Marco13 · 19. September 2015 um 13:11

@Felix3 Yes, in the meantime I also noticed that „Deep Learning“ seems to be some sort of new buzzword in certain communities, and … „you can’t live without it any more“ Some tasks (e.g. also the update for CUDA 7.5) had higher priority until now, and I already scheduled some other task for the coming week, but as the API of cuDNN does not seem to be very complex structurally (but only conceptually), creating something like „JCudnn“ should not be sooo much effort. I’ll have another look and drop a note here and on the website when it is available.

Marco13 · 23. September 2015 um 13:23

@RoelVanderPaal @alexd457 @Felix3

A first version of JCudnn has been uploaded.

The source code is at https://github.com/jcuda/jcudnn (but I still have to fiddle a bit with the makefiles, to make building it a bit easier)
The binaries (currently, for Windows 64bit) are available in the downloads section of the website, at jcuda.org - Downloads
The only sample that is available until now, namely the MNIST digit recognition, has been ported and is available in the samples section at jcuda.org - Samples

(Disclaimer: I have no idea what this library is actually doing. Reading more about this, starting with the links that RoelVanderPaal provided, is still on my “todo” list. But maybe the current state is enough to gather some feedback).
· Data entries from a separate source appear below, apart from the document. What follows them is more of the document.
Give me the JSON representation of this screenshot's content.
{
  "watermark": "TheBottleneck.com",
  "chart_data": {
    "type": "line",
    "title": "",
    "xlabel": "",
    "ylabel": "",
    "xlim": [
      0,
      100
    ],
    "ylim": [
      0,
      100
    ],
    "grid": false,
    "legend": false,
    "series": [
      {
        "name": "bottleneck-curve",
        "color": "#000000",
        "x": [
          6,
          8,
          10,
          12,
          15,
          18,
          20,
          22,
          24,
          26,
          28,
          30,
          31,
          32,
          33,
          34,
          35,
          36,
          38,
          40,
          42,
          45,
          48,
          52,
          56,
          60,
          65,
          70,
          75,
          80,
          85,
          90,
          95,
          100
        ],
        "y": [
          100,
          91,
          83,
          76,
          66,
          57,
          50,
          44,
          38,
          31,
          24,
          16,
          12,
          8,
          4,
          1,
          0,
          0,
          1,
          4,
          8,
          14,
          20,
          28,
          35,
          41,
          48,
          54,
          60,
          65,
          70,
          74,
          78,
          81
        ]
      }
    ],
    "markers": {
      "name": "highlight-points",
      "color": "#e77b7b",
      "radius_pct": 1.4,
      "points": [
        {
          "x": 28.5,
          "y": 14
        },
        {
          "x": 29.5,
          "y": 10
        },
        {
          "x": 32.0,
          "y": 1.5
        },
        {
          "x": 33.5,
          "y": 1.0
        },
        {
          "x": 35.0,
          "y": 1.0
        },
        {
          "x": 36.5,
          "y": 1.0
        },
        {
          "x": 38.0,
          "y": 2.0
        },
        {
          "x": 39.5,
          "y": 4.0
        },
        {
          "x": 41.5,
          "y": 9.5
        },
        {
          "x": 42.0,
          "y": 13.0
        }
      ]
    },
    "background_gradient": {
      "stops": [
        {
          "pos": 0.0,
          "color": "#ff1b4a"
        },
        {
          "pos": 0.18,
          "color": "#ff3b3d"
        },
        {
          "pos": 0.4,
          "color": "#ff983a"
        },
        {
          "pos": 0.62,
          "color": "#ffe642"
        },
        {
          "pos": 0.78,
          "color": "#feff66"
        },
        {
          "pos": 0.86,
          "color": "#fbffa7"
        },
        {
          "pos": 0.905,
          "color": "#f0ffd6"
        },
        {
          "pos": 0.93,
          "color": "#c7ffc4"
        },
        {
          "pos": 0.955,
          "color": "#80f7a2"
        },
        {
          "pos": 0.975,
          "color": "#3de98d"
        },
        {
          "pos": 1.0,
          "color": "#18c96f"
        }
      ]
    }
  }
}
Felix3 · 10. Oktober 2015 um 05:17

Hi Marco,

thanks for the very fast response and the work you have already invested! Sorry for my rather late reply (I was busy with other projects…).
I tried to run the sample today from my Eclipse project and got an exception in JCudnn.setExceptionsEnabled( true):

“No resource found with name ‘/lib/JCudnn-windows-x86_64.dll’”

The jcuddn-0.7.5.jar had been added as external jar file to the Eclipse project and the Native Library Location had been set properly too, just like with all other jcuda jars.
The other jars jcuda, jcublas, jcurand… can be initialized w/o problems and they apparently find their DLLs, but jcudnn does not.
Setting the JVM parameter -Djava.library.path=… did not help either.

I had a quick look at the source in GitHub but could not find an obvious reason, checked the spelling of the DLL - that seems to be OK too…

Any ideas?

Thanks,
Jürgen

*** Edit ***

Did a quick run in the debugger and it seems that the JCudnn-windows-x86_64 DLL is corrupted or invalid…